Another limitation is the unknown and time-dependent coverage of primary care data. Coverage is likely higher in the more population-dense counties, which typically also coincide with higher income gradients and higher concentrations of high-income individuals. If true, this might partly explain the relatively high primary care utilization among high-income earners. However, similar patterns of high HCU among high-income earners are also observed in the outpatient care, for which the data coverage has been consistently high [28]. A national register of primary care data akin to what is available in, for example, Norway and Finland, would prove very valuable for future research.

Further studies should investigate socioeconomic differences in HCU patterns with higher resolution in terms of disease categories, treatments, and patient flows [29], for instance, by including income, HCU, and mortality in a common statistical model. Our study indicates that a promising target for reducing health (care) inequalities is to facilitate access to primary and outpatient care for low-income groups. Increased knowledge on how to promote care-seeking related to neoplasms, cardiovascular diseases, and chronic respiratory diseases in low SES groups would be particularly valuable, considering their high prevalence and the large discrepancies between income-related differences in HCU and income-related differences in mortality for these disease categories.

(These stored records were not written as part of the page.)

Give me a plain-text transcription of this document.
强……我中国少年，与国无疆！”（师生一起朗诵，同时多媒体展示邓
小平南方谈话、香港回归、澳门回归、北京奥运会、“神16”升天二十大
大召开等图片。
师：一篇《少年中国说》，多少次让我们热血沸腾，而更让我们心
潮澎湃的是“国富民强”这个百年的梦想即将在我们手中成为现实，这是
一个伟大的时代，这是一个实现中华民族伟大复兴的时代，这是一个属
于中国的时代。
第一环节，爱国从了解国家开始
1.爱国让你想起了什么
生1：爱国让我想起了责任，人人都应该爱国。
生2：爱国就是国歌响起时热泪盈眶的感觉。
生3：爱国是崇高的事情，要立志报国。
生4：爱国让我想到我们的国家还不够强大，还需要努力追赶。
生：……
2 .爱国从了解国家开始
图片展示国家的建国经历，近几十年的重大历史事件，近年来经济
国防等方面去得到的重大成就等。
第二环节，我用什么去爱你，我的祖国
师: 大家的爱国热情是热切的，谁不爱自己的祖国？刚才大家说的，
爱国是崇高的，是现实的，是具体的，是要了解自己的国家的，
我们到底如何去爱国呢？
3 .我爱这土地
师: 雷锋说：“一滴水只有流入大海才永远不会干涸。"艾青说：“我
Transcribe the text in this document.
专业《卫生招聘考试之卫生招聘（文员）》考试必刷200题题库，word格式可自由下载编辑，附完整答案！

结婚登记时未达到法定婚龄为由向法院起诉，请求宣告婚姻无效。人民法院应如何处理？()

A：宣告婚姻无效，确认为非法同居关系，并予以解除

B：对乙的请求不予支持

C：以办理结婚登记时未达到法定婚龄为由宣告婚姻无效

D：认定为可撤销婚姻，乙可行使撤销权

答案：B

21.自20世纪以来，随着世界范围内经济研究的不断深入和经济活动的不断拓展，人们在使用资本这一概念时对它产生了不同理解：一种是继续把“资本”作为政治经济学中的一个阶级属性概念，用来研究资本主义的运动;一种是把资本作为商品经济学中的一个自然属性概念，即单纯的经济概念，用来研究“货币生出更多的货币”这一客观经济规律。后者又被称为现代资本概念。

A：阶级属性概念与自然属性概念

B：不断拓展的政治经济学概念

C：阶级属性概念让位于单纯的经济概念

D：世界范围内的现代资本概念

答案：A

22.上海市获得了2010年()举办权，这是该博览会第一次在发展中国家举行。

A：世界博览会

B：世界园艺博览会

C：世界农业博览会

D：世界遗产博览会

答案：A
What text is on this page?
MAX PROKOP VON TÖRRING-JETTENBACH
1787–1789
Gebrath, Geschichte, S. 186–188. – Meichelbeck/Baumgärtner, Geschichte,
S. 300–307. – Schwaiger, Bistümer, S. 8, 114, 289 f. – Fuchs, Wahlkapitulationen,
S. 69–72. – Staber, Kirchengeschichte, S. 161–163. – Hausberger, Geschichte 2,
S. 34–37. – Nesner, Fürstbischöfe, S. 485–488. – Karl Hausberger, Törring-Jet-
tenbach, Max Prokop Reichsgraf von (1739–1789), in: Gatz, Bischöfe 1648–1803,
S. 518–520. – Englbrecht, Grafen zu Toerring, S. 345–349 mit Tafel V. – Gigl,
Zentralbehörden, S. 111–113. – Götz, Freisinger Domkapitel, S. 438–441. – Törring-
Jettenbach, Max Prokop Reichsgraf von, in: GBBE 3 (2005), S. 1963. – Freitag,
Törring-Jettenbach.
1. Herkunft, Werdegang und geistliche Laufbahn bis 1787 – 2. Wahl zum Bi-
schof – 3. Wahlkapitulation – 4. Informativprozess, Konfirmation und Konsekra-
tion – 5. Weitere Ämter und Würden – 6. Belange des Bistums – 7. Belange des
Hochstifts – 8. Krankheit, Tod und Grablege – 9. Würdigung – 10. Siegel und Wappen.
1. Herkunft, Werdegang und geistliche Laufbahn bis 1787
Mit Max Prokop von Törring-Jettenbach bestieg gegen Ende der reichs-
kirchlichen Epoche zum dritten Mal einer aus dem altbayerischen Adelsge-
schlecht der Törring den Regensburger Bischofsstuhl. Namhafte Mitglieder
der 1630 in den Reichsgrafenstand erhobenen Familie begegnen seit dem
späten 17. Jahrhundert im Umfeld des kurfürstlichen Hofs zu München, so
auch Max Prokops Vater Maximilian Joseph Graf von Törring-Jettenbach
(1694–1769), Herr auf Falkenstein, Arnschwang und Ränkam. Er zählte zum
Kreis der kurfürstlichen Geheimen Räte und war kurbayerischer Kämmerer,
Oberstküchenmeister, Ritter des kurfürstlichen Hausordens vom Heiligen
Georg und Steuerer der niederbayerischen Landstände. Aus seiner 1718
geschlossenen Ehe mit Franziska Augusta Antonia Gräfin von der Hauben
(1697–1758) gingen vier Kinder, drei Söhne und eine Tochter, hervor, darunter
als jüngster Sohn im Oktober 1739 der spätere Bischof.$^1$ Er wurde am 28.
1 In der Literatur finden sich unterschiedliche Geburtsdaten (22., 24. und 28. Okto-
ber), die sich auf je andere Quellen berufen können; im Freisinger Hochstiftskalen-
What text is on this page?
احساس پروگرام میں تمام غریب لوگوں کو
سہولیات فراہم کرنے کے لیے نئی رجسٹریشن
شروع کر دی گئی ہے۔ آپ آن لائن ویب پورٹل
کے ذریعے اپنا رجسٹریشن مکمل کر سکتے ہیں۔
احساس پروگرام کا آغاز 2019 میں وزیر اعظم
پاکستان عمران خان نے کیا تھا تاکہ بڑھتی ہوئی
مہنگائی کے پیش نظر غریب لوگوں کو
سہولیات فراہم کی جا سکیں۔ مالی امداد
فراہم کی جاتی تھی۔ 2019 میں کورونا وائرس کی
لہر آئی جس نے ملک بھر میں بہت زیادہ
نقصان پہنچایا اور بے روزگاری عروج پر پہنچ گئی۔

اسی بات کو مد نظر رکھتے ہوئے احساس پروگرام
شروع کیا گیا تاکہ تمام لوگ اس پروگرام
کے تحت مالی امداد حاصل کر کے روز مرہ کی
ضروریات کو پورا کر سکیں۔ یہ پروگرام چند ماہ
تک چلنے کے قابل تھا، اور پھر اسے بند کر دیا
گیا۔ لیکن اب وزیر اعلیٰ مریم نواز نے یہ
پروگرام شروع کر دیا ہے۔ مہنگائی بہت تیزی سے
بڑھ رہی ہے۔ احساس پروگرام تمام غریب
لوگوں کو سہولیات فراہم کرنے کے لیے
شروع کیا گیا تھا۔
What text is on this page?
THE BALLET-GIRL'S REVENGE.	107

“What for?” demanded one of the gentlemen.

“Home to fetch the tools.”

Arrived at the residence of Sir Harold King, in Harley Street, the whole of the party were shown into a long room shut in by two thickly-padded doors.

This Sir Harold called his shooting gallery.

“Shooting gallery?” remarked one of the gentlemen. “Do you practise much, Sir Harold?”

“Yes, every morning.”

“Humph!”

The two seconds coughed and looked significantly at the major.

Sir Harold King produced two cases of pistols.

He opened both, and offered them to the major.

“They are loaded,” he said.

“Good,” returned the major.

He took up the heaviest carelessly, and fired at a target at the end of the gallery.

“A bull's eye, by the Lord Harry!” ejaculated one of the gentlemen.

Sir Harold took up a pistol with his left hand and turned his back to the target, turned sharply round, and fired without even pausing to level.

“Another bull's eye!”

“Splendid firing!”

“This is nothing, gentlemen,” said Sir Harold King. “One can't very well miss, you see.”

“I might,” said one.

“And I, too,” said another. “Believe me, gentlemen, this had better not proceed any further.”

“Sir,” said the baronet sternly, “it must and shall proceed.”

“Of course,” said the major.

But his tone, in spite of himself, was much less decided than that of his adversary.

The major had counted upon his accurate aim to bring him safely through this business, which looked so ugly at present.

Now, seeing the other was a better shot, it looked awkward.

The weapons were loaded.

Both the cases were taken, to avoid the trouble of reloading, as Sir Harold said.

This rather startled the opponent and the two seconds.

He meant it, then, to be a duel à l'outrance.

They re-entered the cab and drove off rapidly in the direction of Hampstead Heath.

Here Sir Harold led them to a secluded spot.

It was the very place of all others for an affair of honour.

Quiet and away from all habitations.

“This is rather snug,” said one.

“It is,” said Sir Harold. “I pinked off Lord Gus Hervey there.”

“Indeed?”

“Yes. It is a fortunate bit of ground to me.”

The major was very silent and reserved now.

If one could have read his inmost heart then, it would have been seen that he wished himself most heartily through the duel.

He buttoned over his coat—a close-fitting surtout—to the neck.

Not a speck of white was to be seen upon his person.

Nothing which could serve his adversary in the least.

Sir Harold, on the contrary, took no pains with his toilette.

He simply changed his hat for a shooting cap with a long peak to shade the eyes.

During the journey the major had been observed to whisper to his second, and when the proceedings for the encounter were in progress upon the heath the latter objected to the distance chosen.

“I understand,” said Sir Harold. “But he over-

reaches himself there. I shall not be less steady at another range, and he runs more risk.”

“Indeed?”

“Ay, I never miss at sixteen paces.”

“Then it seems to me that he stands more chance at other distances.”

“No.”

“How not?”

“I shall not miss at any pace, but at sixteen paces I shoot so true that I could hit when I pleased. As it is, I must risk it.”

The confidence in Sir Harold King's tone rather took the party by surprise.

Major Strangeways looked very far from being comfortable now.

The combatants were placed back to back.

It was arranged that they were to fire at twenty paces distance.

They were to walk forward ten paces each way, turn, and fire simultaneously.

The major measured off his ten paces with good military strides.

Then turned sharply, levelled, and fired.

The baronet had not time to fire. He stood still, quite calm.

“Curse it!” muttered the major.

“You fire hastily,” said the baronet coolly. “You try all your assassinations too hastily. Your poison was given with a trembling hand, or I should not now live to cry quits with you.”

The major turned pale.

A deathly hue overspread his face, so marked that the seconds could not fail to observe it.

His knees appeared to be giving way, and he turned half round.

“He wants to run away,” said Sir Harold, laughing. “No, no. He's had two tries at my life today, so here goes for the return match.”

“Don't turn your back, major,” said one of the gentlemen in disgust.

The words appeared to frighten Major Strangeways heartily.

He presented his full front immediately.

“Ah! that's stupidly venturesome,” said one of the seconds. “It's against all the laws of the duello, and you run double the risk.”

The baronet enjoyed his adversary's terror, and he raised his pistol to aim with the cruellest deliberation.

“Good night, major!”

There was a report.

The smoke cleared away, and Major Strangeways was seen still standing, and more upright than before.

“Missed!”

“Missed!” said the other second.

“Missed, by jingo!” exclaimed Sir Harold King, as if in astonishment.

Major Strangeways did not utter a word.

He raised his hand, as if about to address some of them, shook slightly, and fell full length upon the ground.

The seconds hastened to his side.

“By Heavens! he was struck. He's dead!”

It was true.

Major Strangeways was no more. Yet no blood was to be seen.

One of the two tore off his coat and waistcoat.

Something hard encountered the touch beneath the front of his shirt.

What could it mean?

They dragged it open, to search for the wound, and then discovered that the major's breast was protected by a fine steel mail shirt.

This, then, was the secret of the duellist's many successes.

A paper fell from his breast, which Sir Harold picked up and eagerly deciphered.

To conclude, in this study, we have identified major discrepancies between income-related differences in HCU and income-related differences in mortality, which widened with time. While high-income earners utilized an increasing share of primary and outpatient care, the inequality in mortality increased each year. This was especially noticeable for neoplasms. Facilitating motivated use of primary and outpatient care among low-income groups could help mitigate the growing health inequalities.